Dichotomies play an extremely important role in Neuromancer, but the nature of their creation holds an even greater value. Headlined by the Tessier-Ashpool corporation and its creations, this theme has a stake in every piece of action in Neuromancer. One of the biggest questions posed by Neuromancer is that of the intrusion of technology on the human experience, and vice versa — but more important is the question of whether we can combine these two aspects of reality into one without completely destroying the other.

Neuromancer 1-5

Amidst the tight twists and turns of the plot and the striking array of technological vocabulary, Neuromancer taken a very curious stance on gender roles and the distortion of the female – and sometimes human – identity. Molly, Case's de facto partner throughout the beginning of the book, represents this identity distortion most effectively and drastically, delivering proof of technology's stranglehold on the human and female experience in Neuromancer.

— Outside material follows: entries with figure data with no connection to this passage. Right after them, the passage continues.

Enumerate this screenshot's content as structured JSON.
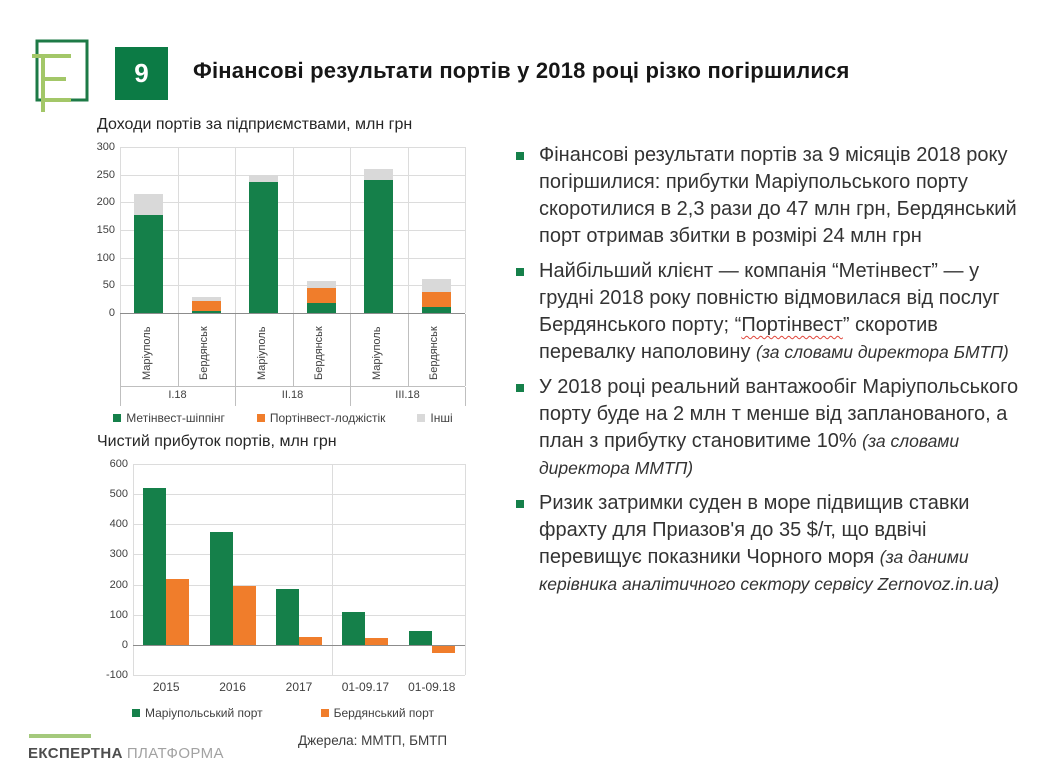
{
  "colors": {
    "green": "#15804A",
    "orange": "#F07D2B",
    "gray": "#D9D9D9",
    "tile_green": "#0C7B45",
    "logo_dark_green": "#1D7A46",
    "logo_light_green": "#A3C768",
    "brand_line_green": "#A4C97C"
  },
  "header": {
    "slide_number": "9",
    "title": "Фінансові результати портів у 2018 році різко погіршилися"
  },
  "chart_data": [
    {
      "type": "bar",
      "stacked": true,
      "title": "Доходи портів за підприємствами, млн грн",
      "categories": [
        "Маріуполь",
        "Бердянськ",
        "Маріуполь",
        "Бердянськ",
        "Маріуполь",
        "Бердянськ"
      ],
      "group_labels": [
        "I.18",
        "II.18",
        "III.18"
      ],
      "series": [
        {
          "name": "Метінвест-шіппінг",
          "color": "#15804A",
          "values": [
            177,
            3,
            236,
            18,
            240,
            11
          ]
        },
        {
          "name": "Портінвест-лоджістік",
          "color": "#F07D2B",
          "values": [
            0,
            19,
            0,
            28,
            0,
            27
          ]
        },
        {
          "name": "Інші",
          "color": "#D9D9D9",
          "values": [
            38,
            7,
            14,
            11,
            21,
            23
          ]
        }
      ],
      "ylim": [
        0,
        300
      ],
      "ytick_step": 50,
      "grid": true,
      "legend_position": "bottom"
    },
    {
      "type": "bar",
      "stacked": false,
      "title": "Чистий прибуток портів, млн грн",
      "categories": [
        "2015",
        "2016",
        "2017",
        "01-09.17",
        "01-09.18"
      ],
      "series": [
        {
          "name": "Маріупольський порт",
          "color": "#15804A",
          "values": [
            520,
            375,
            185,
            108,
            47
          ]
        },
        {
          "name": "Бердянський порт",
          "color": "#F07D2B",
          "values": [
            218,
            195,
            25,
            22,
            -24
          ]
        }
      ],
      "ylim": [
        -100,
        600
      ],
      "ytick_step": 100,
      "grid": true,
      "separator_after_category": 3,
      "legend_position": "bottom"
    }
  ],
  "bullets": [
    {
      "segments": [
        {
          "text": "Фінансові результати портів за 9 місяців 2018 року погіршилися: прибутки Маріупольського порту скоротилися в 2,3 рази до 47 млн грн, Бердянський порт отримав збитки в розмірі 24 млн грн"
        }
      ]
    },
    {
      "segments": [
        {
          "text": "Найбільший клієнт — компанія “Метінвест” — у грудні 2018 року повністю відмовилася від послуг Бердянського порту; “"
        },
        {
          "text": "Портінвест",
          "style": "spell"
        },
        {
          "text": "” скоротив перевалку наполовину "
        },
        {
          "text": "(за словами директора БМТП)",
          "style": "note"
        }
      ]
    },
    {
      "segments": [
        {
          "text": "У 2018 році реальний вантажообіг Маріупольського порту буде на 2 млн т менше від запланованого, а план з прибутку становитиме 10% "
        },
        {
          "text": "(за словами директора ММТП)",
          "style": "note"
        }
      ]
    },
    {
      "segments": [
        {
          "text": "Ризик затримки суден в море підвищив ставки фрахту для Приазов'я до 35 $/т, що вдвічі перевищує показники Чорного моря "
        },
        {
          "text": "(за даними керівника аналітичного сектору сервісу Zernovoz.in.ua)",
          "style": "note"
        }
      ]
    }
  ],
  "sources": "Джерела: ММТП, БМТП",
  "footer": {
    "brand_bold": "ЕКСПЕРТНА",
    "brand_light": "ПЛАТФОРМА"
  }
}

The author himself plays a broad role in the differentiation of females from society's accepted norm. Molly is decidedly dominant – a simple but powerful character trait that responds to and contradicts the traditional gender roles, especially at the time of the writing of this novel. She drives much of the action, and is far more informed than Case is about anything that is happening in the novel after their initial acquaintance. Her informed demeanor and dominant personality contrast with Case's forced participation and often detached action; Case seems to be numbly drifting through the novel so far. Reflecting this inverted power structure extremely well is the scene in which Case is fitted for and subsequently linked into Molly's senses works. The details Gibson delivers in this scene position Molly as once again the dominant character, as Case is literally forced into passivity while Molly leads the way. He is forced to see through her eyes and feel what she feels; upon command, Case retreats from Molly's senses.

Molly's role in Neuromancer is importantly influenced by the digital fingerprints technology has left on her existence; she is defined and recognized by little more than the changes that have taken place in her life. Most of her senses are explicitly modified – her fingers sport razor blades and her eyes sport an active monitoring display. The eye modification is especially interesting; the mirrors largely obstruct the view of her real eyes, so eye contact can never be made with Molly. Extensive modification has also seemingly created a largely emotionless personality within Molly, which also digresses from conventional gender identities. Technology's role in Molly's involvement in prostitution also serves as an identity deconstruction, as both people involved in a transaction are experiencing something completely removed from a real interaction. Throughout the book, she is characterized by her upgrades and surgeries – this is even true for our protagonist Case. He has had nearly no work done on his body, except for the toxin sacs that Armitage surgically inserted into his bloodstream, and even then, this surgery essentially defines and drives Case as he progresses through the novel. We are explicitly told about the modifications received by nearly every single character introduced in Neuromancer – Gibson wants us to see people as not the summation of their life experiences, but as the summation of technological experiences, as these technological experiences literally shape who they are at a given moment, and often why they are doing what they are doing.